Rex Kramer wrote:They key point for me in Sunaks back of an envelope national service policy is the helping out in the community. It's just a cheap way to get (unskilled) labour in services that have been hollowed out by 14 years of Tory underfunding.
I've worked in several NHS services that used volunteers - in my current role they were all clinically vulnerable so we sent them home during Covid and ended up not bringing them back (for reasons from above I do not know).
The roles they could perform were very limited - they had no clinical training so to speak and in many cases in the most recent role I mentioned above they had disabilities that meant they couldn't do much more than greeting patients and doing some light admin. In London we had more able bodied people who could do more complex roles mixed with some younger kids - but they all wanted to go to medical school so it was basically work experience for them.

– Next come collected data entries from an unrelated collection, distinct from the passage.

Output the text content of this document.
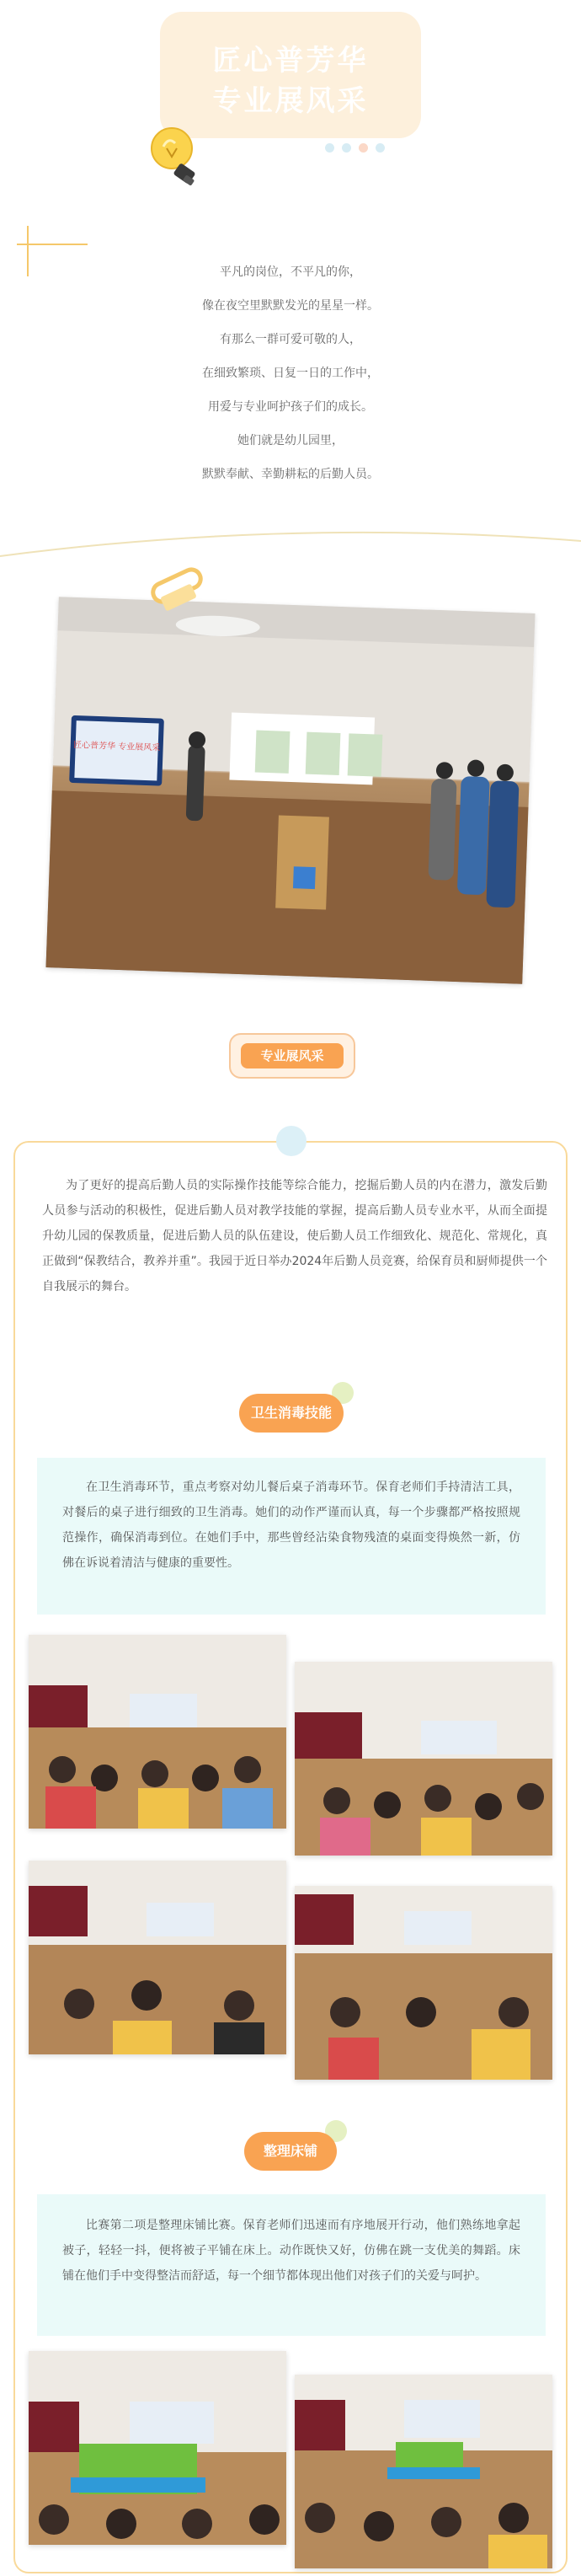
匠心普芳华
专业展风采
平凡的岗位，不平凡的你，
像在夜空里默默发光的星星一样。
有那么一群可爱可敬的人，
在细致繁琐、日复一日的工作中，
用爱与专业呵护孩子们的成长。
她们就是幼儿园里，
默默奉献、幸勤耕耘的后勤人员。
匠心普芳华 专业展风采
专业展风采
为了更好的提高后勤人员的实际操作技能等综合能力，挖掘后勤人员的内在潜力，激发后勤人员参与活动的积极性，促进后勤人员对教学技能的掌握，提高后勤人员专业水平，从而全面提升幼儿园的保教质量，促进后勤人员的队伍建设，使后勤人员工作细致化、规范化、常规化，真正做到“保教结合，教养并重”。我园于近日举办2024年后勤人员竞赛，给保育员和厨师提供一个自我展示的舞台。
卫生消毒技能

在卫生消毒环节，重点考察对幼儿餐后桌子消毒环节。保育老师们手持清洁工具，对餐后的桌子进行细致的卫生消毒。她们的动作严谨而认真，每一个步骤都严格按照规范操作，确保消毒到位。在她们手中，那些曾经沾染食物残渣的桌面变得焕然一新，仿佛在诉说着清洁与健康的重要性。

整理床铺

比赛第二项是整理床铺比赛。保育老师们迅速而有序地展开行动，他们熟练地拿起被子，轻轻一抖，便将被子平铺在床上。动作既快又好，仿佛在跳一支优美的舞蹈。床铺在他们手中变得整洁而舒适，每一个细节都体现出他们对孩子们的关爱与呵护。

This was important and valuable for us (and for them) but flooding the workplace with a hundred untrained eighteen year olds on secondment for a couple of months isn't going to help any public service. At all. If my house is burning down I don't want little Declan who'd rather be at barber college trying to connect the hose to the water main!
Another point is the motivation. You don't get good work out of people who are being forced to be there, and a lot of the "menial" work (that you don't need significant formal training for and you could do fairly soon after starting) is absolutely vital. Don't book that appointment properly on PIMS Olivia? Sorry Fred, you didn't get that follow up for your macular degeneration treatment and you're irreversibly blind! Didn't clean that toilet properly Callum? Sorry Doris, you've got a fatal case of MRSA! Not to mention the potential liability under the Computer Misuse Act and GDPR of letting strawberry floating morons access NHS computer systems.